Hmm..kita? Sorry, saya, karena yang akan saya ceritakan adalah saya. Jika kita tengok konteks kata mutiara tersebut maka yang akan kita dapat adalah perbandingan hiperbolis antara manusia sebagai makhluk yang menurut Tuhan paling sempurna dengan makhluk yang menurut manusia paling hina. Yang disinggung bukan lagi masalah sepele lagi, karena yang dibicarakan disini adalah HIDUP.
Sekarang mari kita lihat bagian pertama kata Buya Hamka tersebut, Buya Hamka intinya disitu mengatakan kalau hidup sekedar hidup apa bedanya kita dengan babi. Nah seperti apa babi hidup? Gampangnya, apa yang dilakukan babi dalam hidupnya.
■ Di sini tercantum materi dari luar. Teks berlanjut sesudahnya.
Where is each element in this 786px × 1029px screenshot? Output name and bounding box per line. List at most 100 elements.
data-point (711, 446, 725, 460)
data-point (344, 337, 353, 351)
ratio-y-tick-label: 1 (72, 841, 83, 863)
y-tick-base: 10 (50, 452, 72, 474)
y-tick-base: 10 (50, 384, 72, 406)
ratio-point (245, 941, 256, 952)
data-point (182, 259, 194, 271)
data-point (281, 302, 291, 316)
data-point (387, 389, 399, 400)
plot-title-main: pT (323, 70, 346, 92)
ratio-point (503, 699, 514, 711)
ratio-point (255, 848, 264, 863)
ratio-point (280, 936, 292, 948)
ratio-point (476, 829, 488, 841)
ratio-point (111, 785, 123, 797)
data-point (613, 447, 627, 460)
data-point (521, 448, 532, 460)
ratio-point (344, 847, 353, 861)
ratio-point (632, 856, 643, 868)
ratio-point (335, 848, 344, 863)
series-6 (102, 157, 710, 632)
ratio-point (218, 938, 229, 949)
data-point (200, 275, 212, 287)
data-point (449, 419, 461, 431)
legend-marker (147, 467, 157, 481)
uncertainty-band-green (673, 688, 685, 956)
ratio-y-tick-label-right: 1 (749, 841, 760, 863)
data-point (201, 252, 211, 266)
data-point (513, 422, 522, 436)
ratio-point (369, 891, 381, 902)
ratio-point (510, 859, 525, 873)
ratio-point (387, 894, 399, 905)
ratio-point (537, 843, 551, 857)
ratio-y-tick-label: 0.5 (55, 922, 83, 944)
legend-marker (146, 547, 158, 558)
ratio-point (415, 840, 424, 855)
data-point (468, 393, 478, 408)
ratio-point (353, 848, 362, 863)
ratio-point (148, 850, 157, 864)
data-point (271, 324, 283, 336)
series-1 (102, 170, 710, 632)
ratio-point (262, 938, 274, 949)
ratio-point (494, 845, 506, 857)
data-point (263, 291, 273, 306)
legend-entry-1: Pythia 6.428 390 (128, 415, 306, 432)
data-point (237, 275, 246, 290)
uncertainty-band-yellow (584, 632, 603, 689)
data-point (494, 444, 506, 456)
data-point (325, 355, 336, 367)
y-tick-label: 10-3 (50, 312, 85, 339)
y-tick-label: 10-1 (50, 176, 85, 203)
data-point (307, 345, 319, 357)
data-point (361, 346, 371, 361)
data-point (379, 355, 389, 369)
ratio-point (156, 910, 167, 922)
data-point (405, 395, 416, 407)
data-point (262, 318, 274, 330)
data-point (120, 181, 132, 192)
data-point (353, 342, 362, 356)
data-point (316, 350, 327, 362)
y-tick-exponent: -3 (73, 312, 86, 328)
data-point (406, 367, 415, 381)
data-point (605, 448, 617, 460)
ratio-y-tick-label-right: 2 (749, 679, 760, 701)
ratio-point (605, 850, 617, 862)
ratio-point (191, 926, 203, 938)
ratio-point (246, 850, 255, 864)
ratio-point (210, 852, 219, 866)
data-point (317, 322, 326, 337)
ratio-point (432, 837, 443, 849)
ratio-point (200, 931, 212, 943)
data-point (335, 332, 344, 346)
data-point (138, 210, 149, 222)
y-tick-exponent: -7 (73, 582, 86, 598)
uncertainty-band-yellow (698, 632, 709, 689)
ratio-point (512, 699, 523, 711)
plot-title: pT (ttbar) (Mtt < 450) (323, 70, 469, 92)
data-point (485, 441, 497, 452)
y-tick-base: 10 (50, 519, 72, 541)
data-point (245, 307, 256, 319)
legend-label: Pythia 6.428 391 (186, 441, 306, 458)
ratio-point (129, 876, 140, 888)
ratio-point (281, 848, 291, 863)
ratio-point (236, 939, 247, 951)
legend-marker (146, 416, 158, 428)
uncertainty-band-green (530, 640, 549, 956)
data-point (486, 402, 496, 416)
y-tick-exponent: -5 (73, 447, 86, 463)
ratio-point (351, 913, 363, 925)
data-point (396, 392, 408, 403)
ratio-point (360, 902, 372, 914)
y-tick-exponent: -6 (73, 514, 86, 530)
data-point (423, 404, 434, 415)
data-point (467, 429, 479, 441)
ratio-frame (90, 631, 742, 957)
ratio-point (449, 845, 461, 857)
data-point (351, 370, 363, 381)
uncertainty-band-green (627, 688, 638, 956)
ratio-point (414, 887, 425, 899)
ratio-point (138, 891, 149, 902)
Menurut embah google dan pengalaman dari tetangga-temen-saya-yang-mempunyai-peternakan-babi, babi hidup hanya makan, minum, tidur, berak, makan, minum, tidur, berak lagi begitu seterusnya hingga mati. Siklus tersebut bervariasi di setiap babi dan pada intinya bermuara pada satu kata: monoton!
Jika melihat hubungan sebab akibat, maka tidak logis apabila seorang Buya Hamka mengatakan sesuatu tanpa mengalami atau melihat fakta. Buya Hamka seperti melihat kecenderungan itu dalam diri kita, manusia. Dan saya sebagai orang yang tidak ada apa-apanya dibanding dengan Buya Hamka, saya melihatnya juga di lingkungan masyarakat kita.
Saya melihatnya justru bukan di hidup orang susah, saya melihatnya di hidup orang menengah, saya melihatnya di hidup orang kantoran, PNS, saya melihatnya di hidup bos-bos berdasi yang duduk di kursi nyamannya.
PNS
Justru ketika orang mulai nyaman dengan apa yang dia kerjakan, pewe terhadap rutinitasnya, orang akan berubah seperti apa yang Buya Hamka katakan, seperti babi. Bedanya babi disumpal makanan, orang disumpal gaji (tetap). Orang cenderung menjadi heartless dan egois, orang jadi lebih sering memakai kata pokoknya, pokoknya yang penting gw gajian, pokoknya yang penting kerjaan kelar, pokoknya asal bos senang, pokoknya, pokoknya, pokoknya hidup?
Sebagai makhluk paling sempurna harusnya kita malu dipersonifikasikan dengan babi, namun pada kenyataannya banyak orang yang secara tidak sadar mengakuinya bahkan yang ironis ada budaya di masyarakat untuk menekan kreativitas, untuk menghalangi orang perkembang, bahasanya mereka beternak babi.
Mengakui bahwa kita seperti babi adalah langkah pertama, sekaligus langkah tersulit untuk memulai sebuah perubahan dalam hidup. Karena dengan memberikan berbagai alasan dan eksepsi, kita hanya akan menjadi babi pintar, biar kata sepintar apapun tetap saja babi.